I also enjoy gutting and tearing down old wooden houses, barns and sometimes sheds. I use the wood for Repurposing Furniture.  And if that's not enough, I care for my grandkids after school, on holidays and school breaks. I get paid a little for this. It helps to get yarn or mail a box out to Pam.

Sunday, April 21, 2013

With a little help from my friends....

Crocheting for charity introduced me to the wonderful group Share-A-Square created by Shelly Tucker for making afghans donated to children with pediatric cancer.   When Shelly decided to move on to other pursuits, she asked whether I would take over the group's Facebook page.

Thus, I began SASsy Stitchers, both on Facebook  and on Ravelry.

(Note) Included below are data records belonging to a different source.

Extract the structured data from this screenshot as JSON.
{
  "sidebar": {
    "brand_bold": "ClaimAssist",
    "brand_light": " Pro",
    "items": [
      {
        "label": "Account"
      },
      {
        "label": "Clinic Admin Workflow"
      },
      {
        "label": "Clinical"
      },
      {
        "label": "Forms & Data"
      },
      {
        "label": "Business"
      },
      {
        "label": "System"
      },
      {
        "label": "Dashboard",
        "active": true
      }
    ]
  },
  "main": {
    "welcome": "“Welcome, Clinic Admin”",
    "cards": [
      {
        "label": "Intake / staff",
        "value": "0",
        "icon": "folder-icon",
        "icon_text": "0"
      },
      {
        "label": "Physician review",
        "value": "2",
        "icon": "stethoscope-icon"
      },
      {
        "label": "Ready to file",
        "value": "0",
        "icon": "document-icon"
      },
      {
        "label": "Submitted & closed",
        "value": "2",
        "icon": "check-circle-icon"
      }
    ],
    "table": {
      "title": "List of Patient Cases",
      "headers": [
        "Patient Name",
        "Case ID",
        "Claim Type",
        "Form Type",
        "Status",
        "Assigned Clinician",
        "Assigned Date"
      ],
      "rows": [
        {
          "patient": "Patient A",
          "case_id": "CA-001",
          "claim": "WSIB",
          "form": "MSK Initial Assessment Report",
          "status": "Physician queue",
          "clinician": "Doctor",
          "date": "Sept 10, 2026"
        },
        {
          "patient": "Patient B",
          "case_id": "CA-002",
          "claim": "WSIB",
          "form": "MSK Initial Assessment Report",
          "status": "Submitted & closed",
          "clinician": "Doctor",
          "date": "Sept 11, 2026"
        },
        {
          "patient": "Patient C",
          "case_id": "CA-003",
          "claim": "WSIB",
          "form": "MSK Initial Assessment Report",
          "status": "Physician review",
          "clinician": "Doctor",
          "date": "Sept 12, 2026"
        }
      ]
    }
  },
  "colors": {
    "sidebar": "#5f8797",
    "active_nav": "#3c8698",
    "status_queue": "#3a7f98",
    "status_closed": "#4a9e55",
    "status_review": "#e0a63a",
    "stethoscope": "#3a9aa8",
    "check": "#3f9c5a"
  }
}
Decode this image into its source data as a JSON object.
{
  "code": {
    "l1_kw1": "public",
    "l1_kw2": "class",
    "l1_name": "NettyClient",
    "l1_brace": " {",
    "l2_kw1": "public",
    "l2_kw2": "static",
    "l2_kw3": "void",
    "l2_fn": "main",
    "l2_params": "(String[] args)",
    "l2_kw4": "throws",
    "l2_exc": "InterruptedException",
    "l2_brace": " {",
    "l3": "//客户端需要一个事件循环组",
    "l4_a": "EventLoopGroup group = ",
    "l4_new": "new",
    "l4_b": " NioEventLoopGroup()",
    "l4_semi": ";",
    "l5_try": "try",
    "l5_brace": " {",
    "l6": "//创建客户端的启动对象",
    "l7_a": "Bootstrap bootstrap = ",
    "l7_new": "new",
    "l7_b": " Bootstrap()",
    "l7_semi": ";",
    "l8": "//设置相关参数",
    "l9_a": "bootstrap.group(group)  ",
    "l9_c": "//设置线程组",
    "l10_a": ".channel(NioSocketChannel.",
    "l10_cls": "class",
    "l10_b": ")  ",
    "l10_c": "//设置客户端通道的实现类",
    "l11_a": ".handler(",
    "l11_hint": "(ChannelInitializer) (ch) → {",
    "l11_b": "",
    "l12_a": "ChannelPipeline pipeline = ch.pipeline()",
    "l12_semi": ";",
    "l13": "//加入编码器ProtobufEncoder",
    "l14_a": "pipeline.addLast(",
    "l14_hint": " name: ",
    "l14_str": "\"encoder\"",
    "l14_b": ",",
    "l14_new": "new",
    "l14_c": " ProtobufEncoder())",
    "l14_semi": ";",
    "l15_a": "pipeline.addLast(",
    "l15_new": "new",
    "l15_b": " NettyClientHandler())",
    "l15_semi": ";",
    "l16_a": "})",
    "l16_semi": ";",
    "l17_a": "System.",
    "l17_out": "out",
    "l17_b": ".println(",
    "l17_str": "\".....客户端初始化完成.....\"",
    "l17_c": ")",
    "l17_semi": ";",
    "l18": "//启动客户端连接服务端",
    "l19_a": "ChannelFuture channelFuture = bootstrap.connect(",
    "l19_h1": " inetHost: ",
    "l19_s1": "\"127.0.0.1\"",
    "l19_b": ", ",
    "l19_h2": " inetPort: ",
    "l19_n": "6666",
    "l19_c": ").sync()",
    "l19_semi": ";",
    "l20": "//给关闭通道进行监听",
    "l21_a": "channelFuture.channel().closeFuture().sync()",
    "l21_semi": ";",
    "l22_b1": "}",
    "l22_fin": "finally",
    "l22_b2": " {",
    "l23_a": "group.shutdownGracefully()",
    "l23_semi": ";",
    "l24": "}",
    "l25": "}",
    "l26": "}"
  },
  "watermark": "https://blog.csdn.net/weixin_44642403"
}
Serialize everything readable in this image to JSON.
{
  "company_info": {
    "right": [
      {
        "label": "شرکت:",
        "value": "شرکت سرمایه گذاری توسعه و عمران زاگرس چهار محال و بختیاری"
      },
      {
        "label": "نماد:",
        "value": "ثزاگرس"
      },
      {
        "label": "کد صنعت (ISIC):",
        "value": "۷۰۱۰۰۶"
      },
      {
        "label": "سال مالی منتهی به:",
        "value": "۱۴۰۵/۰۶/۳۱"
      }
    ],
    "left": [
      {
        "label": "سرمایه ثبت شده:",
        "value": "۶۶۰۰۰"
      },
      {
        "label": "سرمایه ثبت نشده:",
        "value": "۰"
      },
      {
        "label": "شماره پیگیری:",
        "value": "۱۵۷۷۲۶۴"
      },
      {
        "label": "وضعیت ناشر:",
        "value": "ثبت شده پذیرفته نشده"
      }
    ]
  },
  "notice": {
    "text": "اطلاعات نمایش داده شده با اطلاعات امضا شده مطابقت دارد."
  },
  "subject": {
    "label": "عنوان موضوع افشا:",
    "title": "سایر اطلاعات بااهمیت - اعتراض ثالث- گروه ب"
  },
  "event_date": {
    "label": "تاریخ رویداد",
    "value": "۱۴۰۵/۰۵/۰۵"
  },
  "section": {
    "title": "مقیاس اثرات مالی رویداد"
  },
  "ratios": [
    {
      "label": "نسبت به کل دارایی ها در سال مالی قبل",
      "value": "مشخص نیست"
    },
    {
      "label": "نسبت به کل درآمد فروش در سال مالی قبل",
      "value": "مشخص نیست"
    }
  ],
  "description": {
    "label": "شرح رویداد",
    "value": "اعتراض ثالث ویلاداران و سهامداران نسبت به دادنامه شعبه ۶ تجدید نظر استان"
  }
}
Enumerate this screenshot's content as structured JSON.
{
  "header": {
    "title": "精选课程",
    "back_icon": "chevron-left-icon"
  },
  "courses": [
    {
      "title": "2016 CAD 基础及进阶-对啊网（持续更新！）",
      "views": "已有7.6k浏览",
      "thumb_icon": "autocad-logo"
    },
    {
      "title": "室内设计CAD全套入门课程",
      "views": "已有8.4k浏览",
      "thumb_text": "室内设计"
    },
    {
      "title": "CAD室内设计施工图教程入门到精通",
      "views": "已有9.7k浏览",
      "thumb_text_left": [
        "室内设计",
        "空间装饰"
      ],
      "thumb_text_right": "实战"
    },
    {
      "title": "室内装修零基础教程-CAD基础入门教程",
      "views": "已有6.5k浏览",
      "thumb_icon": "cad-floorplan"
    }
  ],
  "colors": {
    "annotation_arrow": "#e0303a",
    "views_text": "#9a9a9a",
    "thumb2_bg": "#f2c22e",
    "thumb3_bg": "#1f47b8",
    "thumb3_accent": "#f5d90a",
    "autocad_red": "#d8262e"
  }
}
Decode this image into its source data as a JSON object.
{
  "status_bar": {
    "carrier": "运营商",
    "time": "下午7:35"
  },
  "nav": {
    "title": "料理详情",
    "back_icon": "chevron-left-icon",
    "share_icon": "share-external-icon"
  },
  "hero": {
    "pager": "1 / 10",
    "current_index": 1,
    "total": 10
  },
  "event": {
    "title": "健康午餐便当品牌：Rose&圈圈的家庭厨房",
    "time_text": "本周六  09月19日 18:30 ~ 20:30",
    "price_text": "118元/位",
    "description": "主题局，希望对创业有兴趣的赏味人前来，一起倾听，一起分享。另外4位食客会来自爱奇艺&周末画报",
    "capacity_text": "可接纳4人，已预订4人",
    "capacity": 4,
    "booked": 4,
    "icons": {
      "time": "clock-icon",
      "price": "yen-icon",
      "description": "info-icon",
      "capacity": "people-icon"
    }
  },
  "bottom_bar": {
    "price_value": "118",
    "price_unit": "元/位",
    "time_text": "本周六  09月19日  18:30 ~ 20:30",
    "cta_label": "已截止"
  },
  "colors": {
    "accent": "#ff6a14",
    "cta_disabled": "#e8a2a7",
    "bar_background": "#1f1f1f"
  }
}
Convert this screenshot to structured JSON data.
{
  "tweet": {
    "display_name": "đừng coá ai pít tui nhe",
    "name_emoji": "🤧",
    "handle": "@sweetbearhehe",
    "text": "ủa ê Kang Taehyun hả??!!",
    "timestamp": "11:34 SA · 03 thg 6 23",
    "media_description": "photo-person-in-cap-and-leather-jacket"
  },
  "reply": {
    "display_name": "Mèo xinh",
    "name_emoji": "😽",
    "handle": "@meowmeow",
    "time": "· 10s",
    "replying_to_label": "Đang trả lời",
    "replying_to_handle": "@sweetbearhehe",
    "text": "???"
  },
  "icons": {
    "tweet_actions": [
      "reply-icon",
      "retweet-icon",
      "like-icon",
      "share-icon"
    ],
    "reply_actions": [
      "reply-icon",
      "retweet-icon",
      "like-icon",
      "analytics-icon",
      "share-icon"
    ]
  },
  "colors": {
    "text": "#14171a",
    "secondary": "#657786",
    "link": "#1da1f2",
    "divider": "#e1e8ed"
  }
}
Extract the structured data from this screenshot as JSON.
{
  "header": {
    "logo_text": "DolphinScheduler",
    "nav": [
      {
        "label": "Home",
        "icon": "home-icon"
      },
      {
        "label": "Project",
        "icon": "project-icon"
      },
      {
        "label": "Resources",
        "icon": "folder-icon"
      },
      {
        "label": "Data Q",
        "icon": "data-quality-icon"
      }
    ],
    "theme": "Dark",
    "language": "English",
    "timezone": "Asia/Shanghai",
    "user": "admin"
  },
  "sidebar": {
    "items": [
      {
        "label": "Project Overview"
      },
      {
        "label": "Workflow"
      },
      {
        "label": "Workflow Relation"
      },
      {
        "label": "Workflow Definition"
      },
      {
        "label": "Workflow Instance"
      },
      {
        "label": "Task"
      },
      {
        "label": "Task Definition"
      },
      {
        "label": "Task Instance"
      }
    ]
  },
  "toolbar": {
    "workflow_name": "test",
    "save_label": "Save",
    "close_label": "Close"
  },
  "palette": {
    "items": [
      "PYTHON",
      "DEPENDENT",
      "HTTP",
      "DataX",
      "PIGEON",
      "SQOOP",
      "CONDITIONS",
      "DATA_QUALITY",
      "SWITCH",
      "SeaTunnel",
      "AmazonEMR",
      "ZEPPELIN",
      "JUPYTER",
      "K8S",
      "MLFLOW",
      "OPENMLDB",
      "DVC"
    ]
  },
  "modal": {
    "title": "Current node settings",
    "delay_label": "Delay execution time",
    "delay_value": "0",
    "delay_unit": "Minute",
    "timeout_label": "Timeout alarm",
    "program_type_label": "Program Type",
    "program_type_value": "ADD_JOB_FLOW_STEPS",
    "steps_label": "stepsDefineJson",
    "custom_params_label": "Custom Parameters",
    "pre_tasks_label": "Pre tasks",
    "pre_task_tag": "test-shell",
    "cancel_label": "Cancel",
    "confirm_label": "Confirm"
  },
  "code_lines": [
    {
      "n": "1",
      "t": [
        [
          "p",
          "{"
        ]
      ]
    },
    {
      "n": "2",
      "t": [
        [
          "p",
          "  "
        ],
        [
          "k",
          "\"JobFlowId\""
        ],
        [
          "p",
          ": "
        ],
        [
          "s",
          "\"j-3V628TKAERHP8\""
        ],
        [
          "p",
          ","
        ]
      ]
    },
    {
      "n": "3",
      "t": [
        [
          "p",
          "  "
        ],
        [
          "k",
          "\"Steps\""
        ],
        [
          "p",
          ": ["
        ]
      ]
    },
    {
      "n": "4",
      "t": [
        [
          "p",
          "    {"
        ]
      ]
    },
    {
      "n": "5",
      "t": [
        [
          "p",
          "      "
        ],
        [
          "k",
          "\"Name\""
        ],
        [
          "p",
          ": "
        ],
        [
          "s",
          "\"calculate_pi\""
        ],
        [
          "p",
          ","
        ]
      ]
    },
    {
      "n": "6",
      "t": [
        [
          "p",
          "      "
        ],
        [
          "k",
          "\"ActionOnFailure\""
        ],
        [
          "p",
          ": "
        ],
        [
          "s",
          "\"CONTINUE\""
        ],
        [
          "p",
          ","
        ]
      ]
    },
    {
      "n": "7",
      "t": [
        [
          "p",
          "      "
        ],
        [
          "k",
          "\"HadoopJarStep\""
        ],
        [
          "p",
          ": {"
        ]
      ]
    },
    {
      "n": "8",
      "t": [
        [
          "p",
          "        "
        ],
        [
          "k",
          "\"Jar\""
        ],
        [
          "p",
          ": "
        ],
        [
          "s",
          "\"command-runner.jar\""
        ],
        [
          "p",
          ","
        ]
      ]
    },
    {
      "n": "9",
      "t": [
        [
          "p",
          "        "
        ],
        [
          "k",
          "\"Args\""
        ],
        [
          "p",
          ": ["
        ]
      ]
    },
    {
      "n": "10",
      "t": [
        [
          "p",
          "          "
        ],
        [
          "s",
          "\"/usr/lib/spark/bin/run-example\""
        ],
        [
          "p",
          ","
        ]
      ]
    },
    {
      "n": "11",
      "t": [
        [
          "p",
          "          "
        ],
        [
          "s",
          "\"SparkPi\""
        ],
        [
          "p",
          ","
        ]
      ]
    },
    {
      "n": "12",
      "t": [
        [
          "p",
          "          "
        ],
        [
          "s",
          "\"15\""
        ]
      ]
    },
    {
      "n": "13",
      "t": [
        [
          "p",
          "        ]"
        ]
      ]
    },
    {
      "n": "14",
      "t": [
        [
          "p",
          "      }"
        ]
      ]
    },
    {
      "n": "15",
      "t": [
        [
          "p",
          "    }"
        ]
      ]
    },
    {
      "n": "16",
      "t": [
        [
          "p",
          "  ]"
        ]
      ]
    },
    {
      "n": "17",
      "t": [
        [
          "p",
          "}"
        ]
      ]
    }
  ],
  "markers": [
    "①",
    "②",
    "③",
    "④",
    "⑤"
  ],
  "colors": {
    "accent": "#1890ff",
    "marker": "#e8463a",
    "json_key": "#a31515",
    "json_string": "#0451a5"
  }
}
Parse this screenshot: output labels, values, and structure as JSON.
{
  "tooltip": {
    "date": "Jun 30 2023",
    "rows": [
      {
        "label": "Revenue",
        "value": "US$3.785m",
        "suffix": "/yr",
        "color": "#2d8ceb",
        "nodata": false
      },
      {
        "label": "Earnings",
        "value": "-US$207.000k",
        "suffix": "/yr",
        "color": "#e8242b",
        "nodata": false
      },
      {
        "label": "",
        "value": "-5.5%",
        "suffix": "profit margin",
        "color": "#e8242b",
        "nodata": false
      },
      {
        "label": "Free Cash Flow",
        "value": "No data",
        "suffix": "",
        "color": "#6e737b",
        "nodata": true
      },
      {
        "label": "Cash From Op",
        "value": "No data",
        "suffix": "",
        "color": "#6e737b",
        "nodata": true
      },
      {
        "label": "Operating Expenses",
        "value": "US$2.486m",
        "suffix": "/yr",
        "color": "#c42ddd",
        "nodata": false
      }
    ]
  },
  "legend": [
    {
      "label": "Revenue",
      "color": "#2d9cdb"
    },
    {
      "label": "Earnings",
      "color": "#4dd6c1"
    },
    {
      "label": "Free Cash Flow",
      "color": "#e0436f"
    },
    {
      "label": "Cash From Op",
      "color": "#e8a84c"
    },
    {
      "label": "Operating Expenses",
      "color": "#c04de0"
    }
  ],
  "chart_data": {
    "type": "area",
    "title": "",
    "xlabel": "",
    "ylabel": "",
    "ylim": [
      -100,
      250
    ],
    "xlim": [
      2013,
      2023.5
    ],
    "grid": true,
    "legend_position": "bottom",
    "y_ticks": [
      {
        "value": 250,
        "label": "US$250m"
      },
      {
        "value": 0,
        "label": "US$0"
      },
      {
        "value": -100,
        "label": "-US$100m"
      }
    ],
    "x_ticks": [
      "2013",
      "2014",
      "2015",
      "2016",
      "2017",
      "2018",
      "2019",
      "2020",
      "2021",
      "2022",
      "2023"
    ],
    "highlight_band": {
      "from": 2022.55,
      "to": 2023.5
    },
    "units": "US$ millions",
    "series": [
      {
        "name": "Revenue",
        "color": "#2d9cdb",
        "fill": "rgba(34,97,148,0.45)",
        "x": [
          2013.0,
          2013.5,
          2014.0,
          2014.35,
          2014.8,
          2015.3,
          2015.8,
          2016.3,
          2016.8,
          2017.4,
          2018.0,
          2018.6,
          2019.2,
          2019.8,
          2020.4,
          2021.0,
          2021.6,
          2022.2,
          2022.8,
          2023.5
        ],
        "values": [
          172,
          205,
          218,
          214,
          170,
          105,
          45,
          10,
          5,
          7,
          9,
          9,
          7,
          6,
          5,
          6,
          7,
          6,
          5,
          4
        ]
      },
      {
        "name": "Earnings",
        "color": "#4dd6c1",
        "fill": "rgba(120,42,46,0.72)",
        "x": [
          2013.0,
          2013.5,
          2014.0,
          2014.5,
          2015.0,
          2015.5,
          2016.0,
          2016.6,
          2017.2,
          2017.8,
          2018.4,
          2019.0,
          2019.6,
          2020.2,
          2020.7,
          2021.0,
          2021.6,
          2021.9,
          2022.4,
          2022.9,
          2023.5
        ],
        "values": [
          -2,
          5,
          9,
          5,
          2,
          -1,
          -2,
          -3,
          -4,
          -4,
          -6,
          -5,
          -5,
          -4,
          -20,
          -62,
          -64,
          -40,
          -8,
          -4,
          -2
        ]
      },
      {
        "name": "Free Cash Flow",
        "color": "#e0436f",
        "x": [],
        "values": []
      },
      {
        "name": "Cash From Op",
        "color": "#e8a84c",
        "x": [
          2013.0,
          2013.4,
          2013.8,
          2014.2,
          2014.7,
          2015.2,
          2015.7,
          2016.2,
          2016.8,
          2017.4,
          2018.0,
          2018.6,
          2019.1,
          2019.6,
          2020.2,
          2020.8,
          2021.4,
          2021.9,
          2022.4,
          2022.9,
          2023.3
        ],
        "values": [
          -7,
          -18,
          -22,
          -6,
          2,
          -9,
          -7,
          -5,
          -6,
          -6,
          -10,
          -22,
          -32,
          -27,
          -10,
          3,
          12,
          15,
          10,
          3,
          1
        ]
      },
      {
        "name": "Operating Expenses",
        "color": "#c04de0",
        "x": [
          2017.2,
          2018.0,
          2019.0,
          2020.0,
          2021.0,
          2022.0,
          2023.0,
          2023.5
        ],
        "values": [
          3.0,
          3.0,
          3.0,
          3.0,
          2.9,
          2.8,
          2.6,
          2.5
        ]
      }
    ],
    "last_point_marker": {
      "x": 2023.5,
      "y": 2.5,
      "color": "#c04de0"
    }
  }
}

Doing so has introduced me to talented, generous, funny and kind fiber artists from around the US and outside of it.

With the creation of "With Hook in Hand," I knew I didn't want it to be all about me.  Instead, I decided to invite--okay, beg--my creative friends to share their stories as well.

The first, which will appear tomorrow is from the remarkable Jmarie Gray.  Thank you, Jmarie!

Thursday, April 18, 2013


Welcome to "With Hook in Hand".  This is where I'll be talking about all things crochet; projects I've completed, patterns I've developed, and charities for which I stitch. 

Although I did crochet for several years, I moved to needlepoint in my early 30s and only returned to my hook in 2010.  

How embarrassing to admit I could remember how to do Tunisian crochet but had forgotten how to get the yarn on the hook or to change colors.  So I went back to basics and made potholders.  I made them for me and every friend I could find.

Happily, time has moved on.  I hope I've improved.  Nonetheless, I do find it relaxing and gratifying.  So pick up your hooks; feel free to join me.  Knitters are always welcome, too.